İçimizdeki Ormanın Adı: Zeus

Ben bir kafeste yaşayamam. İçimde orman büyüyor.
Geçtiğimiz günlerde Antalya’nın Manavgat ilçesinde ormanın krallarından biri, adı Zeus olan bir aslan, kafesinden kaçtı. Tellere, duvarlara ve muhtemelen kendi kafesine sığmayan ve doğasını hatırlayan bir aslan. Kafesinden, beton duvarların arasından, insanların gözlerinin içine bakarak yürüdü. Ne için? Özgürlük mü? Yoksa amacı sadece içgüdüyle yeşili, toprağı, güneşi aramak mıydı?
Bu bir hayvanın değil, bir sistemin hikâyesi. Kendi özgürlüğünü kısıtladıkları gibi, hayvanların da sadece “seyirlik” olması gerektiğine inanan zihniyetin portresiydi bu.
Bir hayvanın kaçışında, hepimizin özgürlük arzusu saklıydı.
Onun için “kaçtı” dediler ama aslında o, doğasına geri döndü. Bu tek kelime bile ne kadar yetersizdir onun hikayesini anlatmaya. “Buraya ait değilim” demenin en hayvanca, en onurlu halini gösterdi Zeus. Çünkü özgürlük, sadece bir mekândan kaçmak değil; esaretin her türlüsüne başkaldırmaktır. Zeus, o zincirleri kırdı ve yürüdü.
Özgürlük, sadece kaçmak değil, yürümektir; cesaretle ve umutla…
Bu kaçışın bedelini 53 yaşındaki bir çiftçi korkulu dakikalarla ve ağır yaralarla, Zeus ise hayatıyla ödedi. Fakat asıl soru şu: Bu olayda gerçekten kim suçlu?

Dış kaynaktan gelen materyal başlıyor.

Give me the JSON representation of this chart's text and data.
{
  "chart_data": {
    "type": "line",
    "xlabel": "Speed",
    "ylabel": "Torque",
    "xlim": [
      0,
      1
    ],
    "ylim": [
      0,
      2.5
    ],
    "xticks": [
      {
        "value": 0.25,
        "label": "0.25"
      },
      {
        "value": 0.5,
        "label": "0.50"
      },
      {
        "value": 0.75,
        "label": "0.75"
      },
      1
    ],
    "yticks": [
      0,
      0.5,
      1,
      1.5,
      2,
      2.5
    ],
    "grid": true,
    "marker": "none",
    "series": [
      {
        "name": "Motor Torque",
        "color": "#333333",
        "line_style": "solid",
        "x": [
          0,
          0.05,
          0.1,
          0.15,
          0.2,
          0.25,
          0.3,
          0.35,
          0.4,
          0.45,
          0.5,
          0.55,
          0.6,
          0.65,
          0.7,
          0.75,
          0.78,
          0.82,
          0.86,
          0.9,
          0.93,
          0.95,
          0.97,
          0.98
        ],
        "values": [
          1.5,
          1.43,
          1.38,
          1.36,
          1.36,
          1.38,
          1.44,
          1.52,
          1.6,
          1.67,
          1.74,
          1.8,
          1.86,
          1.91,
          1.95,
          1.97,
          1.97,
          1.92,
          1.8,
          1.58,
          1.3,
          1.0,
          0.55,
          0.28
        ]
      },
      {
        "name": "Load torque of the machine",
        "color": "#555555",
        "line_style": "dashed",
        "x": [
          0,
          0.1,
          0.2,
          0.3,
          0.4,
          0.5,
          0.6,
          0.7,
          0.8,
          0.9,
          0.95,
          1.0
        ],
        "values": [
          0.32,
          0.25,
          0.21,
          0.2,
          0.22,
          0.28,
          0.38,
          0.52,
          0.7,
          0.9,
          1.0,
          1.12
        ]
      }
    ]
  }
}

Kafesten kaçan mı? Kafese kapatan mı?
Land of Lions'ın web sitesi, parkın otuzdan fazla hayvandan oluşan “Dünyanın en büyük aslan ailesine” ev sahipliği yaptığını iddia ediyor. Ayrıca kaplanlar, ayılar ve kurtlar da bulunuyor. Modern dünyanın estetikle süslediği hapishaneler. Oradaki hayvanların ne yaşadığını ve nasıl hissettiğini hiç düşündük mü? Parmaklıklar ardında geçen sessiz ömürleri...
Evet ne yazık ki, Zeus’un bu yürüyüşü onun hayatına mal oldu. Özgürlük arayışı, bazen hayat pahasına olsa da insanlığın en değerli yolculuğudur. Tüm canlıların... Belki de Zeus’un ölümü, sadece bir aslanın ölümü değildir; bizim doğaya, özgürlüğe, yaşam hakkına karşı ne kadar aciz kaldığımızın da bir aynasıdır.
Zeus’un hikayesi bana, yıllar önce okuduğum ve içimde derin izler bırakan Yusuf Peygamber’in hikayesini hatırlatıyor. Yusuf… O da bir kuyuya atılmıştı. Kardeşlerinin kıskançlığı ve haksızlığıyla esir düşmüştü karanlık bir kuyuda, umutla sarılı küçücük yüreğiyle.
Yalnızca bedeninin değil, ruhunun da esaretini çekti. Çünkü beklemediği, konduramadığı ve zararının dokunmadığı kimseler tarafından yapılmıştı bu zulüm. Kardeşleri... Üstelik büyükleriydi onlar. Onu koruyacak kollayacak güce sahiplerdi.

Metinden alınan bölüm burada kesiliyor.